Are the drug companies watering down the drugs used for lethal injections?
The surreal national debate over the death penalty reached a climax of sorts Wednesday afternoon in a prison execution chamber in Florence, Ariz. Double murderer Joseph Wood was put to death by lethal injection shortly after his lawyers went to the Supreme Court raising questions about the drugs that would be used to kill him.
The justices turned Wood down, but his attorneys were right to raise concerns.

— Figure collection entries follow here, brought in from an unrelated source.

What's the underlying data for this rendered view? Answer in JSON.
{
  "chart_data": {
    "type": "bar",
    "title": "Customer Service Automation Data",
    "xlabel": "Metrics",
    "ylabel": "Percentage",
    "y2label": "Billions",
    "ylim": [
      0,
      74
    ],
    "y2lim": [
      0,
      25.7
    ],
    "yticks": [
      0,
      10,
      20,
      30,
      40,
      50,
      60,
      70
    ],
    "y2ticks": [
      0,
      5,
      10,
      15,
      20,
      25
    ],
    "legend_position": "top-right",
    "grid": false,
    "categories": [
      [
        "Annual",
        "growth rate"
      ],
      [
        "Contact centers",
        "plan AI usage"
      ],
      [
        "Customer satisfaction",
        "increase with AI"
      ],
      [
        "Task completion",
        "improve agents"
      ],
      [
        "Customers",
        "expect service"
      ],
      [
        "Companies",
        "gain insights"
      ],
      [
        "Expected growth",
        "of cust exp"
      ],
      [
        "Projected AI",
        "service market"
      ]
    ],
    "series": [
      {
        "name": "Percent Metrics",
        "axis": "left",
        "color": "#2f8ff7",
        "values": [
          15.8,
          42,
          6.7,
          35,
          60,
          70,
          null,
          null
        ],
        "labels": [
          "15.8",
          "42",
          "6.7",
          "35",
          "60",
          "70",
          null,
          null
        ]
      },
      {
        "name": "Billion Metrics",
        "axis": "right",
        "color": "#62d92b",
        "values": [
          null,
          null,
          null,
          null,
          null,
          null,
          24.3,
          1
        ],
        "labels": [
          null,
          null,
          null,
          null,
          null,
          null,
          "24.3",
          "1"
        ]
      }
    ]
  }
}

It turned out Wood’s execution took two hours, as he lay unconscious on a gurney, gasping and waiting for the drugs to work.
Coming after other botched lethal injections in Oklahoma and Ohio, the Wood execution gave renewed energy to activists calling for an end not only to executions by lethal injection but by all other means as well.
“The death penalty simply has no place in this country,” said Brian Stull, an attorney for the ACLU’s Capital Punishment Project. “As method after method of state-sponsored killing has been deemed barbaric and archaic, states are left scrambling to invent new ways to execute.”
In this case, Arizona scrambled to find drugs to execute Wood because anti-death penalty activists like Stull have pressured pharmaceutical companies to stop supplying effective drugs to executioners.
Still, the Wood fiasco could start a new and productive debate on capital punishment, in part because it spurred an extraordinary statement from a well-respected federal judge.
Alex Kozinski, chief of the 9th U.S. Circuit Court of Appeals, was one of the jurists who listened to Wood’s plea for a stay of execution based on concerns about the lethal injection drugs. The court issued a stay, over Kozinski’s dissent, sending the case to the Supreme Court, which ultimately allowed the execution to proceed.
Kozinski focused his dissent on the broader issue of lethal injection. Older, now-abandoned methods — hanging, firing squads, the electric chair, the gas chamber — were all devised specifically to kill people, he wrote, and did so pretty well. But lethal injection took drugs originally intended to save lives and used them to kill.
“Subverting medicines meant to heal the human body to the opposite purpose was an enterprise doomed to failure,” Kozinski wrote. Using drugs for executions was “a misguided effort to mask the brutality of executions by making them look serene and peaceful.”